Tommy war noch mit seinem Filet beschäftigt. Er hatte das Handy auf dem Tisch liegen lassen, nachdem die Verbindung zu Grace Wenninghoff abgebrochen war und er vergeblich versucht hatte, sie zurückzurufen. Er hatte so getan, als sei der Anruf nicht so wichtig gewesen, doch Andrew war nicht entgangen, dass er das Telefon immer wieder anstarrte, als müsse es jeden Moment klingeln.
»Ich nenne die Dinge eben gern beim Namen«, sagte er kauend.
Andrew lehnte sich auf seinem Bistrostuhl zurück. Trotz der brütenden Hitze hatten sie sich entschieden, draußen auf der Veranda zu essen. Andrew musterte den Himmel. Wenn es doch nur endlich regnen und sich abkühlen würde. Doch die Gewitterwolken blieben in der Ferne und schienen sich vorerst damit zu begnügen, nur zu drohen. Allerdings hatte der Wind aufgefrischt und trug den Geruch von Piniennadeln und den monotonen Gesang der Zikaden herüber.

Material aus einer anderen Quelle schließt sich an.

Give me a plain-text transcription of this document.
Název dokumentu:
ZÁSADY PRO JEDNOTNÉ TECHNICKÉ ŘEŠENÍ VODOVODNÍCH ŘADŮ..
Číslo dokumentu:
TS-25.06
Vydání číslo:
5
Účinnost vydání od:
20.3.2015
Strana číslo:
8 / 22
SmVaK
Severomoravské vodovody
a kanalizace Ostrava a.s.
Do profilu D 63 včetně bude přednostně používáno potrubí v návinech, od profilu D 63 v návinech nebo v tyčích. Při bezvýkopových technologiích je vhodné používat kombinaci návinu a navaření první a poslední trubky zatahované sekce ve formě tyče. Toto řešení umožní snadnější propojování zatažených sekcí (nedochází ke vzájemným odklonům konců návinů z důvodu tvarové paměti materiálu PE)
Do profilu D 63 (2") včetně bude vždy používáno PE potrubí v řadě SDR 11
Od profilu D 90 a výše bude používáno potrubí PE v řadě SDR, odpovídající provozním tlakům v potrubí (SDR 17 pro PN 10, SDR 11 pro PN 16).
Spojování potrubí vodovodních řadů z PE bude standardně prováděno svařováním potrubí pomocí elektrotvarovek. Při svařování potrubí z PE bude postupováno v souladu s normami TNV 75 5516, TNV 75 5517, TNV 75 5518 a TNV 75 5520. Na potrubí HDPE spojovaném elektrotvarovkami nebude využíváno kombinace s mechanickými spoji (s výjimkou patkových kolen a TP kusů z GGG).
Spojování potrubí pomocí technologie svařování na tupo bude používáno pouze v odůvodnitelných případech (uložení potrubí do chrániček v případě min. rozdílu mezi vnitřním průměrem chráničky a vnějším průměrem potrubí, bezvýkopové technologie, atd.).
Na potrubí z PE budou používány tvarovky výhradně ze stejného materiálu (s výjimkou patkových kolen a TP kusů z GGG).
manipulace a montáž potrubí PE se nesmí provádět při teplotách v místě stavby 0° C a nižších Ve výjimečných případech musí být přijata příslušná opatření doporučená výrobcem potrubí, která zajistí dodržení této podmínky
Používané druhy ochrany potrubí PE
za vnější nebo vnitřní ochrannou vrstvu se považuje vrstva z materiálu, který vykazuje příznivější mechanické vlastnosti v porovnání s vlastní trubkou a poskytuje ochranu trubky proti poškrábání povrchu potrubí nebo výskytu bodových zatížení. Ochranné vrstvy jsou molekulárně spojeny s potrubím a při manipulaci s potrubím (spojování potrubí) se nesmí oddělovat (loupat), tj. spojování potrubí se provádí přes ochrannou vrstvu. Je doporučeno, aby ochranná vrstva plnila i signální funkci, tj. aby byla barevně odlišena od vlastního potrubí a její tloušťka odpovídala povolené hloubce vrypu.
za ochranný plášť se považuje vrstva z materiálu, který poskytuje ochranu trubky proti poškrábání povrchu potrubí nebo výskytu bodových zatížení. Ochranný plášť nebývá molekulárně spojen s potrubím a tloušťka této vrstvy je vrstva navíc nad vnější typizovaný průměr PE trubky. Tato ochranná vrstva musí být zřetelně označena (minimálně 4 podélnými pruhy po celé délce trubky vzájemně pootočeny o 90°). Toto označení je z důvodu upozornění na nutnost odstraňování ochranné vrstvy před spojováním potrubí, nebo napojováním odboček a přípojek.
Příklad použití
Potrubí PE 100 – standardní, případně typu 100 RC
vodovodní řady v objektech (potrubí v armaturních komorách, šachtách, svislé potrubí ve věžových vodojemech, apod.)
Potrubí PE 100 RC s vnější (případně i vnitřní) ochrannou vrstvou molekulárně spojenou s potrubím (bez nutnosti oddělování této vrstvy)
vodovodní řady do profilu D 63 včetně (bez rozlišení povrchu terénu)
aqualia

Andrew musste schmunzeln, als sich sein Freund noch einen Berg Kartoffelsalat auf den Teller schaufelte und dann nach dem vorletzten Stück von dem Knoblauchbrot griff, das er zusammen mit den Filets gegrillt hatte. Er wusste von Tommy, dass Polizisten ungeachtet aller Umstände essen konnten. Einmal hatte er ihn seelenruhig ein blutig rotes Porterhouse-Steak verputzen sehen, während er ihm die Polaroid-Aufnahmen einer verstümmelten Leiche zeigte.
Er schüttelte leicht den Kopf, als er jetzt daran dachte, und wieder einmal wurde ihm bewusst, wie unterschiedlich sie doch waren.
»Ich glaube, als Kinder hätten wir uns nicht mal gemocht.«
Nach der Anspannung des heutigen Tages begann ihm das Bier jetzt langsam wohlig in den Kopf zu steigen.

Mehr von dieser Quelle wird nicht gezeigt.